Rejections Are Like Buses

I spent most of yesterday feeling pretty sorry for myself.  After spending a great deal of time beavering away on my novel, all I had to show from 3 submissions was 1 rejection which informed me that my submission was not suitable.  Inevitably I spent the vast majority of the day desperately over analysing the curt response which I had received.  The only conclusion which I could arrive at was that it was clear that my novel is rubbish.

By the time I returned home, thoroughly defeated and deflated, I was able to put my feelings to the back of my mind.  From time to time cooking is massively therapeutic to me and I soon found myself suitably sedated by the waft of my Jack Daniels glaze drifting up from the pieces of deceased bovine which sat in my griddle pan.  I sat myself down in front of my laptop, glass of red wine one side, my steak sandwich the other and instantly noticed that I had mail.  When I opened it I was stunned to find my 2nd rejection of the day.

The reason I am rambling slightly and providing far too many details is to try to get my point across.  I had managed to find an inner calm which would have made the buddha jealous.  I felt nothing,  I found myself grinning like an idiot, yet expecting the worse.  It was one of those moments where you can only laugh at what a son of bitch life can be sometimes.

When I read the email I was stunned.  Indeed it was a rejection, and it made me smile.  The reason was that it was something more than a generic thanks but no thanks.  It was personalised, it was encouraging and most importantly of all it felt honest.  Whether it was or not I shall never know as I don’t expect that I will ever meet the person behind it.

As the owner of an exceedingly obsessive mind I cannot pretend I haven’t combed over every word trying to find meaning where there is none.  What makes it ever harder is that I am a natural pessimist.  Despite that, the 2nd rejection has somewhat calmed me.  An experience is the sum total of what a person takes from it.  I am trying to take it at face value.

I will continue with my plan and I will send it to the next agency on my list.  In the meantime I shall finish my current project.  When I started the submission process I promised to give it 18 months.  It’s only been 3.  I am sure I will be just fine.  If only I could borrow the buddha’s patience for a little while.

The Waiting Game

It’s happened.  I have finally submitted my novel to an agent.  Now all I can do is wait with bated breath.  I feel sick in my stomach and paralyzed by fear.  It is a somewhat similar feeling to the first time you proposition a girl as a teenager.  You do your up most to prepare yourself for the worst, therefore logically trying to minimise the likely hurt when you get the expected rejection.  As someone who lived through his teenage years, years ago I remember that it doesn’t really work.

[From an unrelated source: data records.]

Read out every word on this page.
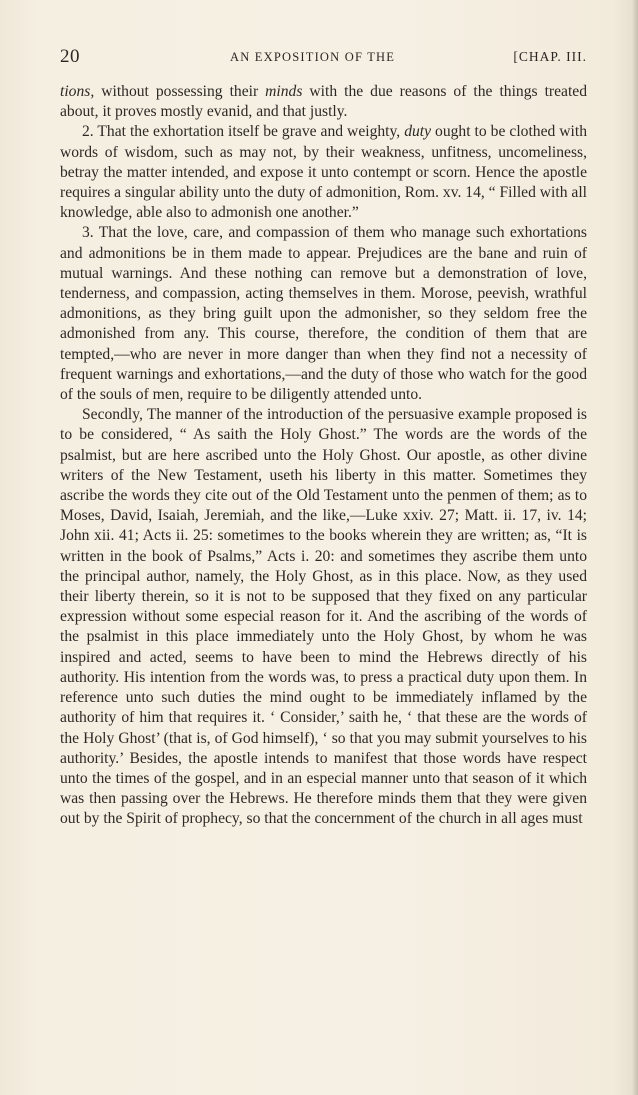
20	AN EXPOSITION OF THE	[CHAP. III.

tions, without possessing their minds with the due reasons of the things treated about, it proves mostly evanid, and that justly.

2. That the exhortation itself be grave and weighty, duty ought to be clothed with words of wisdom, such as may not, by their weakness, unfitness, uncomeliness, betray the matter intended, and expose it unto contempt or scorn. Hence the apostle requires a singular ability unto the duty of admonition, Rom. xv. 14, “ Filled with all knowledge, able also to admonish one another.”

3. That the love, care, and compassion of them who manage such exhortations and admonitions be in them made to appear. Prejudices are the bane and ruin of mutual warnings. And these nothing can remove but a demonstration of love, tenderness, and compassion, acting themselves in them. Morose, peevish, wrathful admonitions, as they bring guilt upon the admonisher, so they seldom free the admonished from any. This course, therefore, the condition of them that are tempted,—who are never in more danger than when they find not a necessity of frequent warnings and exhortations,—and the duty of those who watch for the good of the souls of men, require to be diligently attended unto.

Secondly, The manner of the introduction of the persuasive example proposed is to be considered, “ As saith the Holy Ghost.” The words are the words of the psalmist, but are here ascribed unto the Holy Ghost. Our apostle, as other divine writers of the New Testament, useth his liberty in this matter. Sometimes they ascribe the words they cite out of the Old Testament unto the penmen of them; as to Moses, David, Isaiah, Jeremiah, and the like,—Luke xxiv. 27; Matt. ii. 17, iv. 14; John xii. 41; Acts ii. 25: sometimes to the books wherein they are written; as, “It is written in the book of Psalms,” Acts i. 20: and sometimes they ascribe them unto the principal author, namely, the Holy Ghost, as in this place. Now, as they used their liberty therein, so it is not to be supposed that they fixed on any particular expression without some especial reason for it. And the ascribing of the words of the psalmist in this place immediately unto the Holy Ghost, by whom he was inspired and acted, seems to have been to mind the Hebrews directly of his authority. His intention from the words was, to press a practical duty upon them. In reference unto such duties the mind ought to be immediately inflamed by the authority of him that requires it. ‘ Consider,’ saith he, ‘ that these are the words of the Holy Ghost’ (that is, of God himself), ‘ so that you may submit yourselves to his authority.’ Besides, the apostle intends to manifest that those words have respect unto the times of the gospel, and in an especial manner unto that season of it which was then passing over the Hebrews. He therefore minds them that they were given out by the Spirit of prophecy, so that the concernment of the church in all ages must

There is a distinctly Hollywood element to the act of submitting a manuscript.  The feeling that ‘those things only happen to people in the movies’ means that its impossible to think any other way than pessimistically which actually suits my natural demeanor.  Nevertheless such an approach creates a natural apprehension.

Another problem which emerges is the inability to be objective about your own work.  I can no longer look at my manuscript.  Every time I do I have a conflicting feeling.  One day I feel it is great, the next I feel it is a disaster.  The safest thing I can do for now, is to put it somewhere out of sight and out of mind while I try to busy myself with dull tasks to avoid thinking about the significance of my first submission.

Can I now say I have written a novel?  Does that mean I am a writer?  What if they reject me?  Does it mean I am not good enough?  Does it mean that my writing is bad or that my idea is bad or that both are bad?  The only thing which is clear to be right now is that it doesn’t bear thinking about.